Alicea v. Sucn. de J. Serrallés
This text of 71 P.R. 452 (Alicea v. Sucn. de J. Serrallés) is published on Counsel Stack Legal Research, covering Supreme Court of Puerto Rico primary law. Counsel Stack provides free access to over 12 million legal documents including statutes, case law, regulations, and constitutions.
Opinion
delivered the opinion of the Court.
On December 20, 1948 the appellant brought an action for damages in the lower court. The defendant filed a motion to dismiss on the ground that it failed to state facts sufficient to constitute a cause of action and another motion seeking to strike certain particulars as to damages. The lower court denied the motion to dismiss and granted, in part, the motion to strike.

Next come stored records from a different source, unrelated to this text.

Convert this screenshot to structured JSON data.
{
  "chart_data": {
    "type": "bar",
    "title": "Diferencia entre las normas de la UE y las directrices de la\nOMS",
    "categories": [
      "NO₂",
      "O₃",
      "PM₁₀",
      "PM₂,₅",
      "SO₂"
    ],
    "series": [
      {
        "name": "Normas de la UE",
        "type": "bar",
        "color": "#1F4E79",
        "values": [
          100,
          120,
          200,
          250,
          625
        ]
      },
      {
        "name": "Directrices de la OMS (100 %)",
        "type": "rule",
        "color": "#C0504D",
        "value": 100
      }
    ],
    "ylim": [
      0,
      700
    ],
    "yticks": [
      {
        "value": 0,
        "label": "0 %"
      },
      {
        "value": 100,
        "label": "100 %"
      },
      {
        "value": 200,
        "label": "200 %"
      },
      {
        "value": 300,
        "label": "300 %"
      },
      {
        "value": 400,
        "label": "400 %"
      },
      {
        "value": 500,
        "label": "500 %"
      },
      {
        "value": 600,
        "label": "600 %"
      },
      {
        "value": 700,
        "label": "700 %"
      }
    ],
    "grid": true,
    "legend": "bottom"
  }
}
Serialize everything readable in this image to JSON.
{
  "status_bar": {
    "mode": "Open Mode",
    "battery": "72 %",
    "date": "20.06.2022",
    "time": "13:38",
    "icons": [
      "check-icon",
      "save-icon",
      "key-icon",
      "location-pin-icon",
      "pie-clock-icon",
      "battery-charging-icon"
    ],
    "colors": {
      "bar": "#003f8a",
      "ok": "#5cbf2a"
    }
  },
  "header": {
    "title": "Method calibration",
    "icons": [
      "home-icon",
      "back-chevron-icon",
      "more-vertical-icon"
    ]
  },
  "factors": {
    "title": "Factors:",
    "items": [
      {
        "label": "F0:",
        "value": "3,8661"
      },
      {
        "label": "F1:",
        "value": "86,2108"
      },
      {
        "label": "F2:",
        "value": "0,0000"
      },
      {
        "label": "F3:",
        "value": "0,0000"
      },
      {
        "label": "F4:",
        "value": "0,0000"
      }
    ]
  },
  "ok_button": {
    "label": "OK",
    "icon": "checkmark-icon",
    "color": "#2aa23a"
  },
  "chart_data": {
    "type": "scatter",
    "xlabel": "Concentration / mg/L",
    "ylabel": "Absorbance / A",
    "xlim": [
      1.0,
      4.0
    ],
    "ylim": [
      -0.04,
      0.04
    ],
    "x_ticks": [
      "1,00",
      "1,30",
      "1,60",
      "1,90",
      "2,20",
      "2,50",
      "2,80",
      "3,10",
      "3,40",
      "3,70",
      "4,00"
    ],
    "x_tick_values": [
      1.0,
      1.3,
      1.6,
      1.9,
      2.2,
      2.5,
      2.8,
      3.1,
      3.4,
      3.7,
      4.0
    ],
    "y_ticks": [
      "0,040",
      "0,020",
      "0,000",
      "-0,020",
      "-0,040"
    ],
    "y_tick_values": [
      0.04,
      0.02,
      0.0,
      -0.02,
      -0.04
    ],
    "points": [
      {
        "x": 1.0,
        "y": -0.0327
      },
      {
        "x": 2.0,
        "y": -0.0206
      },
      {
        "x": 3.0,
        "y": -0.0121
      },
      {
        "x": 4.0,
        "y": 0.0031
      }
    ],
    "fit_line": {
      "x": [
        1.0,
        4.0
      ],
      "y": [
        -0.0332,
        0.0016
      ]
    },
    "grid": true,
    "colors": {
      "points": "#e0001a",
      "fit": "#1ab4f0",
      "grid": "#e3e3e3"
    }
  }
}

Plaintiff amended his complaint by striking the items of damages which the court ordered him to strike; but in the amendment it incorporated by reference the pleadings that, in accordance with the order, should subsist. The court, relying on Vargas v. Cruz, 32 P.R.R. 422, dismissed the amended complaint and rendered judgment ordering the dismissal of the suit.
If Rule 10(c) of Civil Procedure did not exist, the action of the court would have been correct in accordance [453]*453with the cited decision; but the above mentioned Rule, which provides that “statements in a pleading may be adopted by reference in a different part of the same pleading or in another pleading or in any motion” (italics ours), overruled the former case. See 2 Moore’s Federal Practice, (2d ed.) Rule 10(c), pp. 2013-14 for the.interpretation of this Rule.
The appellant assigns as error the granting, in part, of the motion to strike. The items which were ordered stricken were the following:
“Profits which he failed to receive in his business, due to a mosquito focus in his ‘Salón Elegante’. $600. 00
“For depreciation in the value of the property due to the softness of the ground and to the danger of collapse of the foundations.. 1, 500. 00”
Pursuant to Rule 12 (/) of Civil Procedure, the striking of all redundant, impertinent, or scandalous matter may be ordered. Explaining the scope of this Rule, Moore says:
“Motions to strike alleged redundant, immaterial, impertinent or scandalous matter are not favored. Matter will not be stricken from a pleading unless it is clear that it can have no possible bearing upon the subject matter of the litigation. If there is any doubt as to whether under any contingency the matter may raise an issue, the motion should be denied. Even if the allegations are redundant or immaterial, they need not be stricken if their presence in the pleading cannot prejudice the adverse party.” Op. and Vol. cit. pp. 2317-2318.
The least that can be said with reference to the items of damages above mentioned is that they are not clearly impertinent to the subject matter in litigation. Consequently, the lower court erred in ordering them stricken.
The remaining error is so manifestly improper that we shall not stop to discuss it.
The judgment will be reversed and the case remanded to the lower court with instructions that a' period of five days be granted to the defendant to answer the complaint.